Immer und immer wieder wird CDU- Generalsekretär Paul Ziemiak am Montag nach der Vorstandssitzung gefragt, wie die CDU es denn nun mit der CO2-Steuer hält. Seine Antwort, kurz gefasst: eher nicht. Aber auch kein klares Nein, man habe noch Beratungsbedarf.
„Den Benzinpreis zu erhöhen, kann nicht die Lösung sein“, sagt Ziemiak. Denn eine pauschale Besteuerung auf alles, was klimaschädliches Kohlendioxid verursacht, würde auch den Sprit teurer machen.
Kanzlerin Angela Merkel (CDU) gilt eher als Anhängerin des Alternativmodells, den EU-Handel mit Verschmutzungsrechten auszuweiten – bisher muss fast nur die Industrie für den Ausstoß zahlen.
So oder so zeichnet sich ab: Es wird teurer – und Verlierer geben.

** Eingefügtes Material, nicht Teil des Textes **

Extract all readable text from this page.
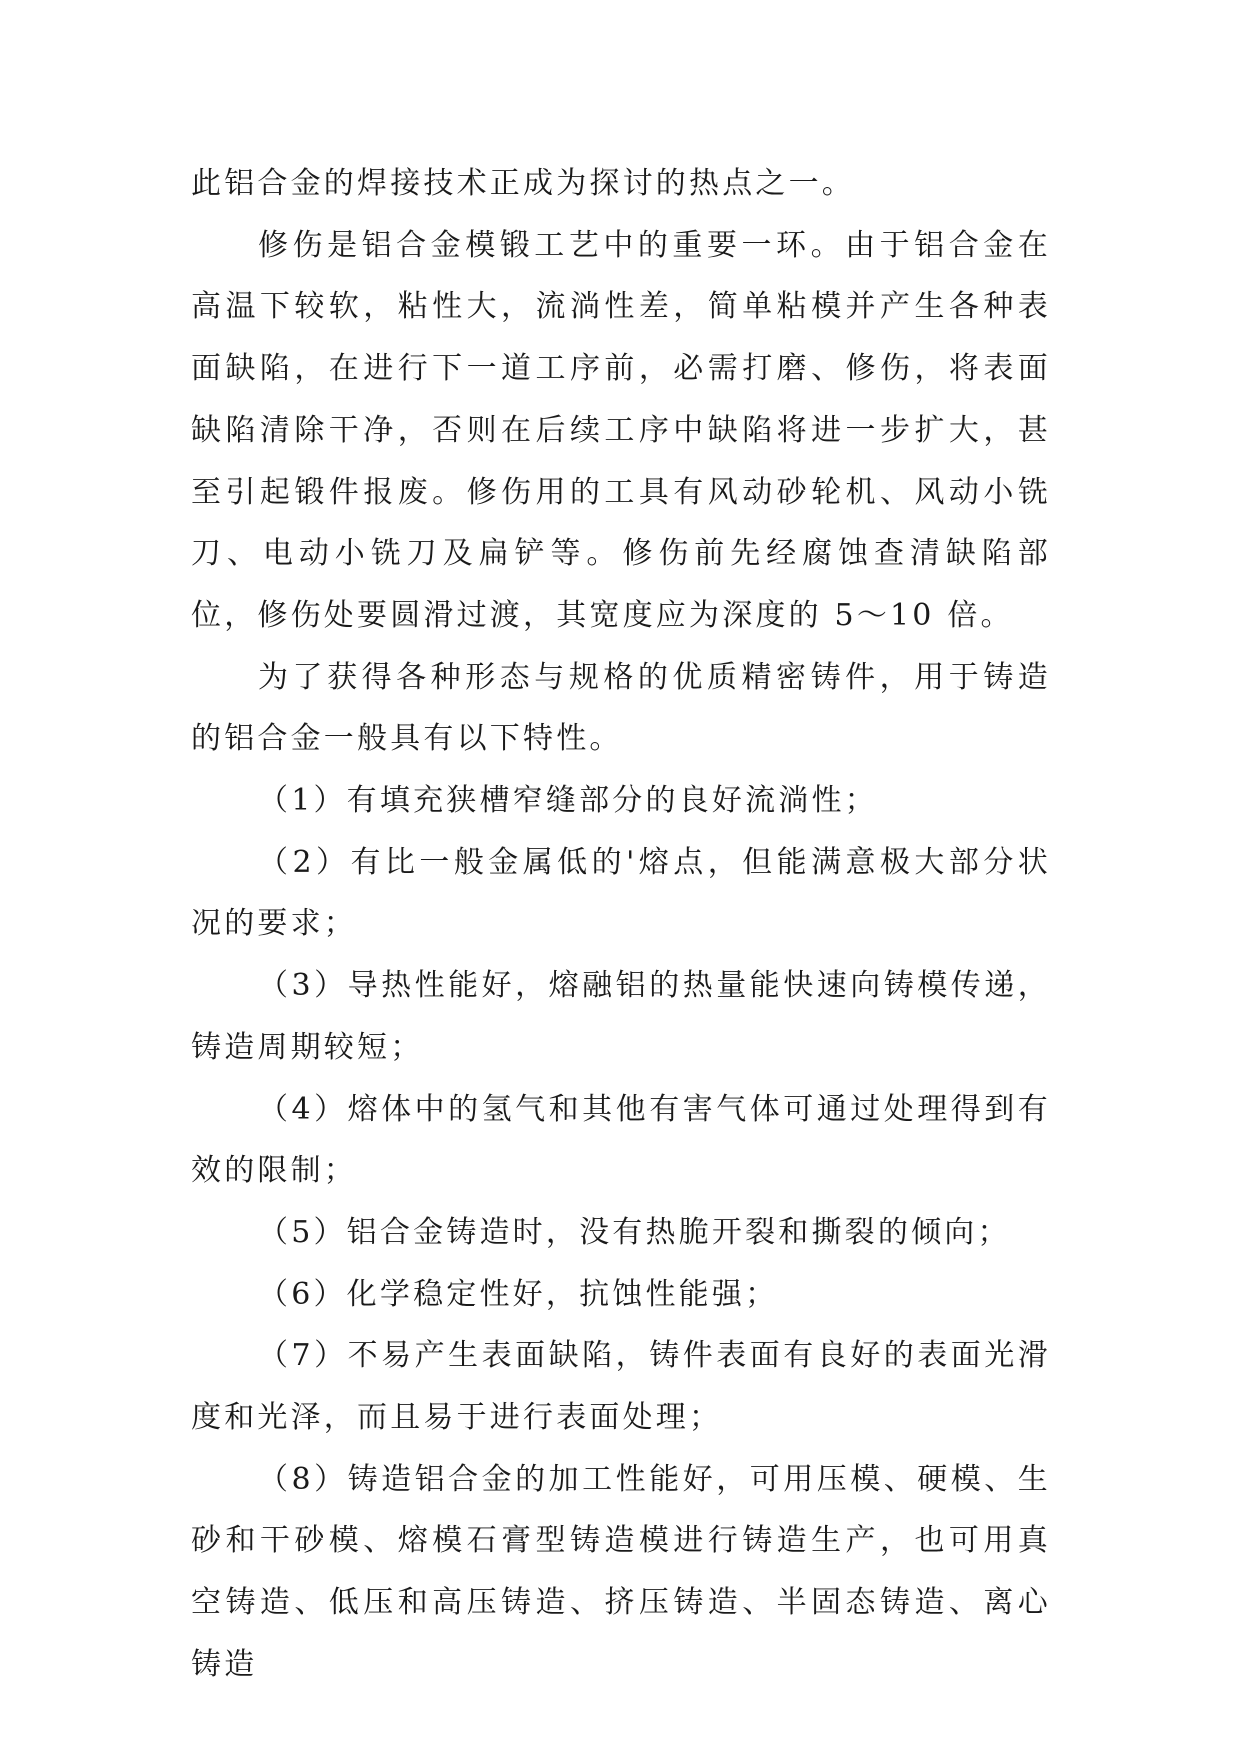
此铝合金的焊接技术正成为探讨的热点之一。

修伤是铝合金模锻工艺中的重要一环。由于铝合金在高温下较软，粘性大，流淌性差，简单粘模并产生各种表面缺陷，在进行下一道工序前，必需打磨、修伤，将表面缺陷清除干净，否则在后续工序中缺陷将进一步扩大，甚至引起锻件报废。修伤用的工具有风动砂轮机、风动小铣刀、电动小铣刀及扁铲等。修伤前先经腐蚀查清缺陷部位，修伤处要圆滑过渡，其宽度应为深度的 5～10 倍。

为了获得各种形态与规格的优质精密铸件，用于铸造的铝合金一般具有以下特性。

（1）有填充狭槽窄缝部分的良好流淌性；

（2）有比一般金属低的'熔点，但能满意极大部分状况的要求；

（3）导热性能好，熔融铝的热量能快速向铸模传递，铸造周期较短；

（4）熔体中的氢气和其他有害气体可通过处理得到有效的限制；

（5）铝合金铸造时，没有热脆开裂和撕裂的倾向；

（6）化学稳定性好，抗蚀性能强；

（7）不易产生表面缺陷，铸件表面有良好的表面光滑度和光泽，而且易于进行表面处理；

（8）铸造铝合金的加工性能好，可用压模、硬模、生砂和干砂模、熔模石膏型铸造模进行铸造生产，也可用真空铸造、低压和高压铸造、挤压铸造、半固态铸造、离心铸造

Wann soll es eine Entscheidung geben?
Bis Ende 2019 soll ein Klimaschutzgesetz stehen – und damit eine Einigung, wie durch einen teureren Treibhausgasausstoß dieser so gesenkt werden kann, dass bis 2030 die geplanten 55 Prozent weniger an Treibhausgasen ausgestoßen werden als 1990. Juso-Chef Kevin Kühnert nennt es eine Bedingung, um die Koalition fortzusetzen, im Dezember steht ein womöglich turbulenter SPD-Bundesparteitag an. Letztlich haben sowohl eine CO2- Steuer als auch eine Ausweitung des Handels mit Verschmutzungsrechten eine ähnliche Wirkung: Auch Autofahrer, Ölheizungsbesitzer, Fluglinien, Gebäudebesitzer oder Bauern müssten eine Steuer für den verursachten Ausstoß zahlen – oder eben über das europäische Handelssystem, das bisher vor allem Kraftwerke, Aluhütten und andere Industrien umfasst, Rechte für den CO2-Ausstoß kaufen. Von einem Preis von rund 20 Euro je Tonne ist die Rede.
Welche Gefahr droht?
Vor allem, dass es eine große soziale Ungerechtigkeit gibt. Wenn der Hauseigentümer mehr für seine schlecht gedämmte Altbauwohnungen zahlen muss, könnte das bei den Mietern landen. Der schon von hohen Mieten ins Umland vertriebene Arbeitnehmer, der nun jeden Tag 20 Kilometer ins Zentrum pendeln muss, wäre auch ein Verlierer. Ebenso der Bauer mit vielen Milchkühen, die viel Methan ausstoßen. Auch das Fleisch könnte teurer werden – daher wird die größte Herausforderung, das Ganze „belastungsneutral“ zu gestalten, also über Steuerrückerstattungen nachzudenken oder an anderer Stelle zu streichen, vor allem im Bereich der Energiesteuern. Dass also die Einnahmen des Staates ähnlich bleiben.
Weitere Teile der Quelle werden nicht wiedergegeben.